Zoirov appeared to be dictating the bout’s tempo in the first round but with Paalam connecting with his jabs and crosses, the Uzbek dropped his rhythm and occasionally missed his footing.

Paalam won the first round in all of the five judges’ scorecards, setting him up for a dominant second round.

“It was a wait-and-attack tactic,” coach Ronald Chavez said. “We told Carlo to wait for the right time, while defending occasionally attacking.”

Don Abnett, the boxing team’s Australian consultant, said Paalam was tasked to win the first round and take it from there.

“We went for the Uzbek’s chest and not much on the head,” Abnett said. “If he got hurt, that’s the time to follow through on the head.”

Paalam knew he was up against a boxer with packed credentials—gold medals at the Rio 2016 Olympics, 2018 world championships in Russia and 2021 Asian championships in Dubai.

“I used to watch him [Zoirov] on YouTube when I was younger,” Paalam said. “Now, I just fought and beat him.”

The fighter from Cagayan de Oro City, owner of a gold from the Philippines 2019 Southeast Asian Games and bronze from the Jakarta 2018 Asian Games,  was also aware that he’s the underdog in the fight.

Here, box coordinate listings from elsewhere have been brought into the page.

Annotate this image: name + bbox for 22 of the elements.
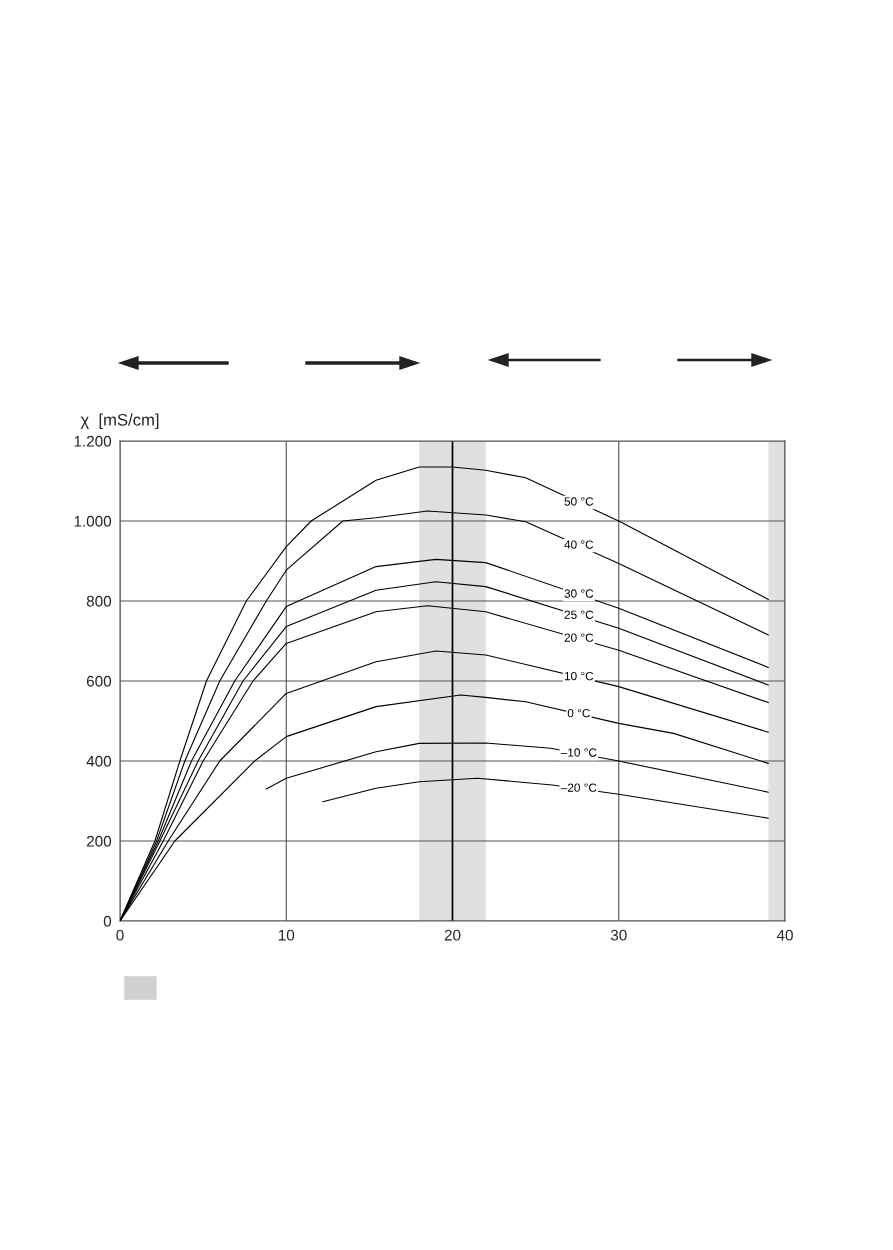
series-label: –10 °C: [560, 748, 597, 757]
series-label: 0 °C: [567, 708, 590, 718]
x-tick-label: 40: [776, 929, 793, 941]
x-tick-label: 30: [610, 929, 627, 941]
series-label: 50 °C: [564, 497, 594, 506]
x-tick-label: 0: [116, 929, 124, 941]
y-tick-label: 400: [86, 755, 112, 767]
y-tick-label: 200: [86, 835, 112, 847]
y-tick-label: 0: [103, 915, 112, 927]
x-tick-label: 20: [444, 929, 461, 941]
y-tick-label: 800: [86, 595, 112, 607]
series-label: –20 °C: [560, 783, 597, 792]
series-label: 40 °C: [564, 540, 594, 549]
series-label: 20 °C: [564, 633, 594, 642]
y-tick-label: 600: [86, 675, 112, 687]
x-tick-label: 10: [278, 929, 295, 941]
series-label: 25 °C: [564, 610, 594, 619]
y-tick-label: 1.000: [74, 515, 112, 527]
y-axis-title: χ [mS/cm]: [80, 413, 159, 429]
y-tick-label: 1.200: [74, 435, 112, 447]
series-label: 10 °C: [564, 671, 594, 681]
series-label: 30 °C: [564, 589, 594, 598]
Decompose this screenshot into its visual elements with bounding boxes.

“I knew—and many told me—that my chances against Zoirov was 50-50,” he said. “But I was inspired to fight, thanks to the Lord and the support that I have been receiving here.”

Paalam advancing to the semifinals equates to at least P6 million in total incentives—P2 million under the Athletes and Coaches Incentives Act through the Philippine Sports Commission chaired by William Ramirez and another P2 million each from San Miguel Corp. (Ramon S. Ang) and Smart/PLDT (Manuel V. Pangilinan).

Next for Paalam is Japanese Ryomei Tanaka, who advanced to the semifinals at the expense of Colombia’s Rivas Martinez, 4-1. The Japanese, however, was so drained from the fight that he left the arena in a wheelchair.

The Paalam-Tanaka match is set at 3:30 p.m. (Manila time) on Thursday.